A larger choice of topics related to Acupuncture and Oriental Medicine: you may want to focus your continuing education on a specific topic such as fertility medicine, pain management, pediatrics, TCM theory, or women’s health. All of these are immediately available online so there’s more opportunity to gain clinical knowledge in a specific area.
3. Ability to review the course content: when the video or audio course content is online, you always have the opportunity to view it again. In an online ceu course, there are often supplemental notes such as the content of a powerpoint presentation which are available to download as well

Studies on the effectiveness of online learning versus live classes:

Recent studies on the topic of online education have shown some interesting results.
1. A survey of psychology undergraduate students concluded that, “students appreciated the convenience of completing written activities online in their own time, they also strongly preferred to discuss course content with peers in the classroom rather than online.” The conclusion was that course developers should aim for a hybrid approach so that students can benefit from the convenience of online courses but also experience the greater engagement of a face to face discussion.
2. Another viewpoint is found in a meta study published by the U.S. Department of Education, which provides a strong endorsement in favor of online learning. In a comparison, the study found that students who took all or part of their instruction online performed better, on average, than those taking the same course through face-to-face instruction. The ideal learning environment was among those who took “blended” courses. The combination of online learning and face-to-face instruction appeared to do best of all. In fact, many colleges report that enrollment in this sort of blended learning environment is where their main area of growth is.
3. In the evaluation of a web based learning experience, another study found that even if the course content remained the same, additional preparation time and planning are required to deliver value in an online continuing education class. Participants must be more self motivated to learn effectively in comparison with a face to face environment.

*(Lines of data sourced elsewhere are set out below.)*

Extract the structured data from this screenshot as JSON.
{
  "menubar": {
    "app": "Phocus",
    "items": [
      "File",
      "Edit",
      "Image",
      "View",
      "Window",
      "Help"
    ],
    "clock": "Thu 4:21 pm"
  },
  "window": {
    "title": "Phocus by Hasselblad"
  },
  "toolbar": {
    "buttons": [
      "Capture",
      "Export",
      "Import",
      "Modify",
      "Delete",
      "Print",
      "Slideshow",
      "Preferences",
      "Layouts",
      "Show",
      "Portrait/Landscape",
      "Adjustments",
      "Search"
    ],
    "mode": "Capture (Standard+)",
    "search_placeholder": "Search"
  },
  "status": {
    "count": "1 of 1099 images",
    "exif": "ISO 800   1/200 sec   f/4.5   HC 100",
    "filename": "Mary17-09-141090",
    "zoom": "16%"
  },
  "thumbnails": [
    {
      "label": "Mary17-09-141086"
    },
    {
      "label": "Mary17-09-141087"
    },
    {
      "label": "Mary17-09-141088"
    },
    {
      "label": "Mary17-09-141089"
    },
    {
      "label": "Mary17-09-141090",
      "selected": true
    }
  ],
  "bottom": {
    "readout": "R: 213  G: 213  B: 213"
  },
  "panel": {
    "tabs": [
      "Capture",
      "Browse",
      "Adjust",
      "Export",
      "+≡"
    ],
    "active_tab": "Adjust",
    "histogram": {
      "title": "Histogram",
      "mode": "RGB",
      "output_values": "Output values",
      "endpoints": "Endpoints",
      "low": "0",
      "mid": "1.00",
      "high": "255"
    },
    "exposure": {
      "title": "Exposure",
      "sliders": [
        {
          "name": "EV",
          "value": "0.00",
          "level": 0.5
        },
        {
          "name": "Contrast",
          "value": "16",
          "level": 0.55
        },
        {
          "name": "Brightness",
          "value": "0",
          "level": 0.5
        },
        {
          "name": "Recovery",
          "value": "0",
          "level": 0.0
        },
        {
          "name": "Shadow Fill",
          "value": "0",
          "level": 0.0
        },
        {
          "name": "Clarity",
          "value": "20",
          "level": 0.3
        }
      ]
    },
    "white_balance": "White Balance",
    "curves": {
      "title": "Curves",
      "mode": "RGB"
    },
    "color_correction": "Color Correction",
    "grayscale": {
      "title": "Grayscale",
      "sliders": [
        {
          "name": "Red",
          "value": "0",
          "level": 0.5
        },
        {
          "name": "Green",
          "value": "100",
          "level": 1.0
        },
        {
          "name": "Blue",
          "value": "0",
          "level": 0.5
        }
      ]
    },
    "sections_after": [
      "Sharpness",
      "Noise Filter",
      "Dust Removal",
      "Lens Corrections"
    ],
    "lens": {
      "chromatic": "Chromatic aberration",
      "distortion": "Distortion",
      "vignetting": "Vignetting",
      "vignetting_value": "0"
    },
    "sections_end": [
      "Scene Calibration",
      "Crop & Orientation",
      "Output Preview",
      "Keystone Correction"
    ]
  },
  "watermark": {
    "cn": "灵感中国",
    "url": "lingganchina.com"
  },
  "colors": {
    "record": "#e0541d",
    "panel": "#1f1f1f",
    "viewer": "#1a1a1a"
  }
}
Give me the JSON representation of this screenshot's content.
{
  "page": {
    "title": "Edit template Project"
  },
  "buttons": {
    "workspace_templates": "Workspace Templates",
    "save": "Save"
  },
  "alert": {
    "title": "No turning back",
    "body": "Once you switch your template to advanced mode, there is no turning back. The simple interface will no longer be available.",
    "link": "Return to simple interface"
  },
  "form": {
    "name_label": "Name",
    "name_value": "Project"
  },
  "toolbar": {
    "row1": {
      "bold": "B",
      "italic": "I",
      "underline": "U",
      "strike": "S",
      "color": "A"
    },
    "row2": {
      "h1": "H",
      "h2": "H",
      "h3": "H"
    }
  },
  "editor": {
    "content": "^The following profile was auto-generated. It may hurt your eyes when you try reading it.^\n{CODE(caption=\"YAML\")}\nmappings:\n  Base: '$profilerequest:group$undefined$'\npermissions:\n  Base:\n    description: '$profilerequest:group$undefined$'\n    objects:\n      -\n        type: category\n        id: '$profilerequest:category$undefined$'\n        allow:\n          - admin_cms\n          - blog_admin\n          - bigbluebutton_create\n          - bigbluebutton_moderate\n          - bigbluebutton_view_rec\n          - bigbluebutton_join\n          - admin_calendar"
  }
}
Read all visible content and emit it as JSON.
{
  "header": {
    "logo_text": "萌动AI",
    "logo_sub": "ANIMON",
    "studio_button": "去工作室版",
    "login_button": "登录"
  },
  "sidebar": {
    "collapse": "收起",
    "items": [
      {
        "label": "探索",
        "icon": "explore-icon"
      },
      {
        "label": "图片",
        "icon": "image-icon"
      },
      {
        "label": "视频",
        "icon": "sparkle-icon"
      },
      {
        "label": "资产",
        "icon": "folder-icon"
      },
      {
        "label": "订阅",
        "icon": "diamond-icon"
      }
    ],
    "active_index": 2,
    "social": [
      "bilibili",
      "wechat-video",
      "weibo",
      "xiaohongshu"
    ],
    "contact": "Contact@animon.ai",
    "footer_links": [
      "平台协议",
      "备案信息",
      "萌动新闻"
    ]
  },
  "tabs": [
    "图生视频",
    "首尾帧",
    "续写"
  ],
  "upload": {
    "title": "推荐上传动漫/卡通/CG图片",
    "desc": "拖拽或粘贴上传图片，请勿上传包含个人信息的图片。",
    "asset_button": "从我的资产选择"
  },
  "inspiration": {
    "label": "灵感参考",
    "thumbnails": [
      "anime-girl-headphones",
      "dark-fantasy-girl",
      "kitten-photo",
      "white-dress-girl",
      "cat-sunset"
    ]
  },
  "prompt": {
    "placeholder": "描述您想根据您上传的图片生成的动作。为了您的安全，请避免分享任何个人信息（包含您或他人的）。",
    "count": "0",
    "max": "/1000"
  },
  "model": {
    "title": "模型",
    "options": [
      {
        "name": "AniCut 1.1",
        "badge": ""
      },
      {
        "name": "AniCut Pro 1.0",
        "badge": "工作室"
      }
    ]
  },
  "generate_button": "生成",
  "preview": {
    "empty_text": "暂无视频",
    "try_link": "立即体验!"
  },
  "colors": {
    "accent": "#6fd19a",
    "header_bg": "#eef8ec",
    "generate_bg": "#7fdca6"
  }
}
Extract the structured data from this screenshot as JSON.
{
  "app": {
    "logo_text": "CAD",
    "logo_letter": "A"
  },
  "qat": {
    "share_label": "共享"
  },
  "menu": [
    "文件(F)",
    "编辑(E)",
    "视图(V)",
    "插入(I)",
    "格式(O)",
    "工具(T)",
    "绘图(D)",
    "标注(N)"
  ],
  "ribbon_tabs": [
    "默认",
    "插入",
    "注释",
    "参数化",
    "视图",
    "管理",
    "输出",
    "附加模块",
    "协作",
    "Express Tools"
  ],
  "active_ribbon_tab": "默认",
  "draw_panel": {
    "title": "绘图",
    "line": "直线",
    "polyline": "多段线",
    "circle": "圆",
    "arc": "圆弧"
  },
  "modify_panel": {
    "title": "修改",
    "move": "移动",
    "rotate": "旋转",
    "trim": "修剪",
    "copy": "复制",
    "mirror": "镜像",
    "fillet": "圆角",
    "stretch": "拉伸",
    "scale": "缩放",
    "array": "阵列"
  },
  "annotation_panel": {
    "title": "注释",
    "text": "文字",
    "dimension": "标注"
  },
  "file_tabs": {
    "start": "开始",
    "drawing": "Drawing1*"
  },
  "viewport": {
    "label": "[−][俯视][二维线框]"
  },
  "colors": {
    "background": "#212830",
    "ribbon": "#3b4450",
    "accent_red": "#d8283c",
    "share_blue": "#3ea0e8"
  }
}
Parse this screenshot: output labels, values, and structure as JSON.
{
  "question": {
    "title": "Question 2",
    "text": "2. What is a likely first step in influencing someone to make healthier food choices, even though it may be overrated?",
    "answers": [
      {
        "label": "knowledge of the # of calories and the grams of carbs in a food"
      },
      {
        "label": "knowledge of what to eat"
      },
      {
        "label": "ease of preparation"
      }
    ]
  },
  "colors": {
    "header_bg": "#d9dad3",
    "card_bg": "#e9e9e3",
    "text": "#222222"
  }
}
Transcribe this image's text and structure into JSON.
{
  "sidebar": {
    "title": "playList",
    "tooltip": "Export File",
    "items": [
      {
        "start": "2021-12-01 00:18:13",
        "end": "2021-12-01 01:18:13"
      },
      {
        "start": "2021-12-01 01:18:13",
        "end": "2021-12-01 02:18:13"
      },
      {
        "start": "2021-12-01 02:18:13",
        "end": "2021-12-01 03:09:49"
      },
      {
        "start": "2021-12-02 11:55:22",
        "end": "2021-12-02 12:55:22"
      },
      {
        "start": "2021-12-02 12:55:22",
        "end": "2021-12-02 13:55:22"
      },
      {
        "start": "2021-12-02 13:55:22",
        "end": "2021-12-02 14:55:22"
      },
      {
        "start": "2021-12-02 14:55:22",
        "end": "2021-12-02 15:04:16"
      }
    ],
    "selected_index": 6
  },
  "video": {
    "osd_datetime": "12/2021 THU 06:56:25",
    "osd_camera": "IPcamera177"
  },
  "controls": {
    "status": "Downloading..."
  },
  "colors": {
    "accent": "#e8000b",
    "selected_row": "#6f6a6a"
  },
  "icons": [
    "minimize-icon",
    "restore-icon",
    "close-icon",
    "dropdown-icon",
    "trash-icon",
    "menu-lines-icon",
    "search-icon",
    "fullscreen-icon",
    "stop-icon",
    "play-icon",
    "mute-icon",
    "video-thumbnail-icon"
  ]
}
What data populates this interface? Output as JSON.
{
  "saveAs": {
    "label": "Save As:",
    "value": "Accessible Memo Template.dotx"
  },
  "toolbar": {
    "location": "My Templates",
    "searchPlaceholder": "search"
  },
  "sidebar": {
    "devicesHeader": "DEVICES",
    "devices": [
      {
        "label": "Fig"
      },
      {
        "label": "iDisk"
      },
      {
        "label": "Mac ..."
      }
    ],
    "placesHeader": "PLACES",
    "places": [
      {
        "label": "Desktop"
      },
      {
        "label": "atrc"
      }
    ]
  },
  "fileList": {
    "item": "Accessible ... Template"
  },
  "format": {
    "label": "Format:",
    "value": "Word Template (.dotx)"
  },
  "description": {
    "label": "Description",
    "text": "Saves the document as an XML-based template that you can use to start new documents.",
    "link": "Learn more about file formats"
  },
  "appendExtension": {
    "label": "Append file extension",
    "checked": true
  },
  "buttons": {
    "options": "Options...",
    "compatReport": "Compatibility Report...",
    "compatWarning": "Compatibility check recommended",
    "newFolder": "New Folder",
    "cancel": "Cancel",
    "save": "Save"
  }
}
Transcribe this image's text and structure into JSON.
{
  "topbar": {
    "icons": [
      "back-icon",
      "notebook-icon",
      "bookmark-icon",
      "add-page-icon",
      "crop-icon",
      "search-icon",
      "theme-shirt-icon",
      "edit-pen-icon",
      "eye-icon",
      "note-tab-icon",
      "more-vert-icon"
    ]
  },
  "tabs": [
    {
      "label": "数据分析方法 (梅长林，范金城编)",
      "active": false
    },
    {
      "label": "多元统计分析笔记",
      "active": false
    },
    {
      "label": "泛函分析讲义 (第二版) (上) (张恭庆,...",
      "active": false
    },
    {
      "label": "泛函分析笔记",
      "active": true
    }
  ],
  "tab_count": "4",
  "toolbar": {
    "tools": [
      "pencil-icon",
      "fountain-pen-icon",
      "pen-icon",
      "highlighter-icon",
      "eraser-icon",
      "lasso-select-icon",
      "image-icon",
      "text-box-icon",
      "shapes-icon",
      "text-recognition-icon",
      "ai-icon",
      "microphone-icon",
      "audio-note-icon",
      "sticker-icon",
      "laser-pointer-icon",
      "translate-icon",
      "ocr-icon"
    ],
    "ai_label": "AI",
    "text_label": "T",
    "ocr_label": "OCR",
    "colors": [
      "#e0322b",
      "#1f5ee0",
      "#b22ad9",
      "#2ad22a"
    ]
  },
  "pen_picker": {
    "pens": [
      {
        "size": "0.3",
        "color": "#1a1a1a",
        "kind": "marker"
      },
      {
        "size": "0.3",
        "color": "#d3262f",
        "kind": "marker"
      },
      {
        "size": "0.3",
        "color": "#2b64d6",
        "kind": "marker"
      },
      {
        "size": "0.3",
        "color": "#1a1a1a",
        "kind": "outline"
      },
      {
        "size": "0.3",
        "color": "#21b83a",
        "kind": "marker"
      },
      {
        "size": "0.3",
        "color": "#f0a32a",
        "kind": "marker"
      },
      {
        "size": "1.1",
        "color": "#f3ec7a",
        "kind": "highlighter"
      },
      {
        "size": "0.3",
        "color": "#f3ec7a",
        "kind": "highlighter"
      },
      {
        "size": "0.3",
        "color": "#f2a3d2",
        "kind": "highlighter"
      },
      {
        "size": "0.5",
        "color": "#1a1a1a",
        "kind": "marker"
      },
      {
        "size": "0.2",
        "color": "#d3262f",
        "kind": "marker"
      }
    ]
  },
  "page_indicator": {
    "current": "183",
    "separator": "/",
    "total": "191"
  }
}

Guidelines for choosing an acupuncture ceu class

The bottom line in all of this is that you should choose an acupuncture CEU course for the quality of the content and its relevance to your practice. This is true regardless of whether it is presented online or in a face to face seminar. Some instructors are brilliant in both their knowledge and presentation, so whether you have the opportunity to see them in a live course or in an online video recording this is going to be a more engaging experience.

References:
1. Ward-Cook, Kory, and Tess Hahn. “2008 Job Task Analysis: A Report to the Acupuncture and Oriental Medicine (AOM) Profession.” NCCAOM, 2010.
2. Macneill, Heather, et al. “All for One and One for All: Understanding Health Professionals’ Experience in Individual Versus Collaborative Online Learning.” Journal of Continuing Education in the Health Professions, vol. 34, no. 2, 2014, pp. 102–111., doi:10.1002/chp.21226.
3. Kemp, Nenagh, and Rachel Grieve. “Face-to-Face or Face-to-Screen? Undergraduates’ Opinions and Test Performance in Classroom vs. Online Learning.” Frontiers in Psychology, vol. 5, 2014, doi:10.3389/fpsyg.2014.01278.
4. U.S. Department of Education, Office of Planning, Evaluation, and Policy Development, Evaluation of Evidence-Based Practices in Online Learning: A Meta-Analysis and Review of Online Learning Studies, Washington, D.C., 2010. Cited online at https://www2.ed.gov/rschstat/eval/tech/evidence-based-practices/finalreport.pdf
5. Garrison, J. A., Schardt, C., & Kochi, J. K. (2000). Web-based distance continuing education: a new way of thinking for students and instructors. Bulletin of the Medical Library Association, 88(3), 211–217.